Endowment policy: Endowment policy is the most popular policy in the world of life insurance as it is the combination of risk cover with financial savings. An Endowment Life Insurance policy provides more of an investment. One can earn more capital for specific purposes and is also protected against the insured's premature death. If the insured dies during the tenure of the policy, the insurance firm has to pay the sum assured just as any other pure risk cover. Endowment Life insurance is mostly used by many for anticipated financial needs, like children's education or ones' retirement. Premium for an Endowment Life policy is much higher compared to a Whole Life policy. The cost of such a policy is higher but worth its value.
Money Back policy: This is more of an Endowment policy as part of the amount assured is paid at fixed periods, before the maturity date, in the form of survival benefits. These policies are structured to provide sums required as anticipated expenses over a stipulated period of time. The premium is payable for a particular period of time. If the insured survives till the expiry of maturity date of the policy, the survival benefits are deducted from the maturity value.
Term Policy: Term life insurance is called "term" because it provides coverage for a specific period or term, it is that Policy which provides life coverage only. On the death of the insured it pays the face amount of the policy to the named beneficiary within the Term. However, once the term is over and if the policy is not renewed, the coverage ceases & if death occurs after that, you don’t receive any Cash benefits.
ULIPS: These are called Unit linked Insurance plans where your money is invested in equity markets & you have good returns in the long run where your annual premium can extend to 40%. But the returns are purely dependent upon the market returns. Here you also have the option of switching between funds. You can invest for your children’s future by investing in Unit Children Insurance plans. If you want to save for your retirement you can do so by investing in Unit linked Pension plans.

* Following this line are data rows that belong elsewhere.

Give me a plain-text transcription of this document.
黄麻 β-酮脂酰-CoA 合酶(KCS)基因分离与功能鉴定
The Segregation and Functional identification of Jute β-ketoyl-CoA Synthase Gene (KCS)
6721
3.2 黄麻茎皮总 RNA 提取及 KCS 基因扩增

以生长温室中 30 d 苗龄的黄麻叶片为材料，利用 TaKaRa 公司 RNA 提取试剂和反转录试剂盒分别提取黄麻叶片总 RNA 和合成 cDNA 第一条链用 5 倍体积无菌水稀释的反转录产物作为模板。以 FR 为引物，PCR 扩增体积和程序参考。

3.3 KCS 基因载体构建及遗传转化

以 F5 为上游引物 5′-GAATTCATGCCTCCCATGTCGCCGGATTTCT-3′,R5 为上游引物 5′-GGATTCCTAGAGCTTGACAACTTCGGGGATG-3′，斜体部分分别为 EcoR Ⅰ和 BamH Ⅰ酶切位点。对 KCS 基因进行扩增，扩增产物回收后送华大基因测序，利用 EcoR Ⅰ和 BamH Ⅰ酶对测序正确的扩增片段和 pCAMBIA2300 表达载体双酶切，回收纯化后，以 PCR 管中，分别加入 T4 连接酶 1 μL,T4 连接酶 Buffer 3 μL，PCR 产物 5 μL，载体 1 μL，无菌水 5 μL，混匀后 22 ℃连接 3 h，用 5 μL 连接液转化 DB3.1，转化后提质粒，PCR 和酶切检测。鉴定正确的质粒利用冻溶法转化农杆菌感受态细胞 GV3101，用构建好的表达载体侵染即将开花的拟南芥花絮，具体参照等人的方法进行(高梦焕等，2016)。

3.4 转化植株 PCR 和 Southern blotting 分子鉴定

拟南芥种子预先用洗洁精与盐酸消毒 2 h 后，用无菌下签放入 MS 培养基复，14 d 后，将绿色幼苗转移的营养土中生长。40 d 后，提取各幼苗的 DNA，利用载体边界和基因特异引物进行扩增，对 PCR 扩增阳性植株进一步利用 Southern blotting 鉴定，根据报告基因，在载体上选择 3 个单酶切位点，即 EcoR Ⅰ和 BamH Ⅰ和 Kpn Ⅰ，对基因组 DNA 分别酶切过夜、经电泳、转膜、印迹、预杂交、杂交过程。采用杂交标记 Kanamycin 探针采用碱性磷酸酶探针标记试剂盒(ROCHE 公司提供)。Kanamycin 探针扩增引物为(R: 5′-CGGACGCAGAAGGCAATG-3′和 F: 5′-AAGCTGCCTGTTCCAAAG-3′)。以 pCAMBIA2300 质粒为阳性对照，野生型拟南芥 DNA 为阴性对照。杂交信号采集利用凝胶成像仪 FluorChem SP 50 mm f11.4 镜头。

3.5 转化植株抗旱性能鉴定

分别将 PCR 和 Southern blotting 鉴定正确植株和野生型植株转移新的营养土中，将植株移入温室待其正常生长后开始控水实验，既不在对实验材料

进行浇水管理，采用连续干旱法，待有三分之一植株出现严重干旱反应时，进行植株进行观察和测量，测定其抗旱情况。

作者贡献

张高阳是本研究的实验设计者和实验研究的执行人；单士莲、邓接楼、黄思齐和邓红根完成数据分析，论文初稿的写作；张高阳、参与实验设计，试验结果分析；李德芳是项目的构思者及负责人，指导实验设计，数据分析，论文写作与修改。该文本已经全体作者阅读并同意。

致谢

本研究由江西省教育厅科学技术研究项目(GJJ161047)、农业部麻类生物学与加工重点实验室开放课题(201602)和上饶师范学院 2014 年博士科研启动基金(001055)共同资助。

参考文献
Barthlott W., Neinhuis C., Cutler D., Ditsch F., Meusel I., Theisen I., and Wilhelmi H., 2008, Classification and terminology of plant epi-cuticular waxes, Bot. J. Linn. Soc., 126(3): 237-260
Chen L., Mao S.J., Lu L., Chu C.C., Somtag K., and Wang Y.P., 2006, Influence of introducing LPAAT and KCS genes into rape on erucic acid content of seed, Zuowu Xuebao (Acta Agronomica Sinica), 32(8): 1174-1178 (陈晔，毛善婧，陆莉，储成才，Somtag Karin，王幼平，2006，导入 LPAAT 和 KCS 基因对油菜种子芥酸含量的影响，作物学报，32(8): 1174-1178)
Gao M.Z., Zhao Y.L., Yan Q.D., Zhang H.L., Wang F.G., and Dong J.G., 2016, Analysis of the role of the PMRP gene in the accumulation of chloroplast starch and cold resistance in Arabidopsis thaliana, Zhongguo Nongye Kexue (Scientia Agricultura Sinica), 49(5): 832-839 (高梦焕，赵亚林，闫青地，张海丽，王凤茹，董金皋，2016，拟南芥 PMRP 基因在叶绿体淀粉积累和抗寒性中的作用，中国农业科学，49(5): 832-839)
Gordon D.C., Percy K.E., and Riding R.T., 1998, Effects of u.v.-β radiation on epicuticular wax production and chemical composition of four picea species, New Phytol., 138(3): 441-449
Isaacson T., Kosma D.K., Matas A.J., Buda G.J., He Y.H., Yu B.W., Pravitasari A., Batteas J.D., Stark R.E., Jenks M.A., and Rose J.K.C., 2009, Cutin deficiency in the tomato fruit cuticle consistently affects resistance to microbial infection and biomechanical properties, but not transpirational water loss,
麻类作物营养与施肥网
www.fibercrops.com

Whole Life Policy: It is probably the simplest policy to understand. Every year you pay a fixed premium based on your age and other such factors. And then, as the years go by, you earn a certain interest on your policy's cash value. The policy continues into your old age for the same premium you started out with. This policy provides protection that is permanent and also accumulates handsome returns. Whole Life Policy is an insurance cover against death, irrespective of when it happens.